L’analyse tient également compte du rôle de leader et du contexte socioéconomique dans lequel la religion serait un recours qui apporterait une réponse aux besoins de nature économique et sociale. En ce sens, la perspective scientifique n’est autre que la volonté de reconstituer des conséquences telles que la dépendance socioéconomique et financière. À ce niveau, on peut prendre l’exemple des indicateurs de l’investissement, de la pauvreté, de l’indice de la résignation, du repli sur soi ou du facteur de la peur, du cantonnement dans une attitude attentiste d’une vie meilleure. Et à cela s’ajoutent, entre autres, la pérennisation de la communauté de destin partagé, l’émergence probante d’une communauté de souffrance etc. Ainsi, le point focal s’est donc orienté sur l’ensemble de ces éléments et de bien d’autres.

La perspective weberienne : 

Le cadre théorique, dans lequel s’inscrivent la problématique et les hypothèses de départ, est élaboré autour de deux disciplines : la sociologie de la religion et la sociologie de l’économie entrepreneuriale. Il s’agit, entre autres, de voir du théologique dans le sociologique. En d’autres termes, il est question de comprendre comment l’expérience individuelle de la foi s’inscrit dans l’attitude sociale de l’individu en matière de création d’entreprise.

J’aborde cette problématique dans une perspective historico-inductive. Dans le sens où, d’une part, le choix du groupe des chrétiens afrodescendants explique cette particularité. D’autres parts, du fait que l’histoire des sociétés afrodescendantes des Caraïbes et des Amériques offre à la méthode sociologique un champ immense en matière de production et de complémentarité scientifiques. En ce sens, la perspective sociologique ne peut être ici envisageable en dehors d’une science de l’action, de la créativité, de l’activité économique, du développement de la capacité entrepreneuriale de l’individu et de son rapport d’influence avec le milieu social. À ces facteurs, s’ajoute la notion de l’impact de la religion sur les différents modes de comportements. De ce fait, cette variable prend la signification d’un outil explicatif déterminant dans les rapports du croyant avec l’esprit d’entreprise économique.
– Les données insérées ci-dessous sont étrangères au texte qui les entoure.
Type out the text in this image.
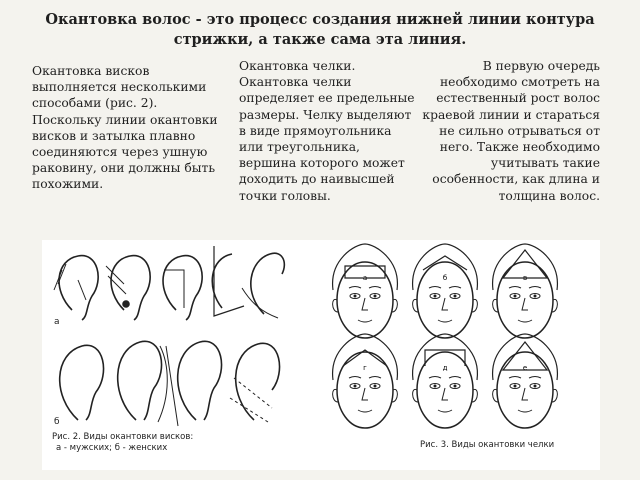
Окантовка волос - это процесс создания нижней линии контура стрижки, а также сама эта линия.
Окантовка висков выполняется несколькими способами (рис. 2). Поскольку линии окантовки висков и затылка плавно соединяются через ушную раковину, они должны быть похожими.
Окантовка челки. Окантовка челки определяет ее предельные размеры. Челку выделяют в виде прямоугольника или треугольника, вершина которого может доходить до наивысшей точки головы.
В первую очередь необходимо смотреть на естественный рост волос краевой линии и стараться не сильно отрываться от него. Также необходимо учитывать такие особенности, как длина и толщина волос.
а
б
Рис. 2. Виды окантовки висков:
а - мужских; б - женских
а	б	в
г	д	е
Рис. 3. Виды окантовки челки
Éthos religieux en milieux afrodescendants : 

L’individu que j’appelle dans l’analyse « croyant afrodescendant » est considéré, dans un premier temps, dans sa capacité à manifester de manière subjective l’appropriation de l’éthique religieuse. Selon qu’il se représente mentalement comme « prédestiné à agir dans le monde », en tant qu’élu et copropriétaire des biens de Dieu d’ici-bas. Cette dimension subjective traite de l’influence de la spiritualité sur les comportements spécifiques du croyant afro descendant sur le plan économique. Ainsi donc, elle requiert une analyse en profondeur du fait que c’est à partir du facteur subjectif, selon Weber, que l’action humaine prend sa source et sa principale signification sociale. C’est pourquoi le modèle théorique se construit de préférence sur la compréhension du monde dans le milieu social des entrepreneurs afrodescendants. Il s’agit de situer la cause qui est à l’origine, semble-t-il, du comportement humain. Il s’agit de se focaliser sur la dimension subjective, celle de la raison, que la science se donne pour mission de décrire ou d’analyser. Ainsi au regard de ce qui constitue le moteur de la recherche, à savoir les capacités d’entreprise individuelle, la véritable logique de la démarche sied dans la réalité observée. En effet, on a pu établir ce rapport de complémentarité à travers la thèse de l’éthique protestante. Car celle-ci montre bien que l’homme agit à dessein en ayant un but précis que l’autre ne perçoit pas forcément. Cependant, au cœur de cette analyse se retrouve le facteur religieux dans le sens où il aurait constitué la dimension subjective qui influe de manière décisive sur les attitudes du croyant.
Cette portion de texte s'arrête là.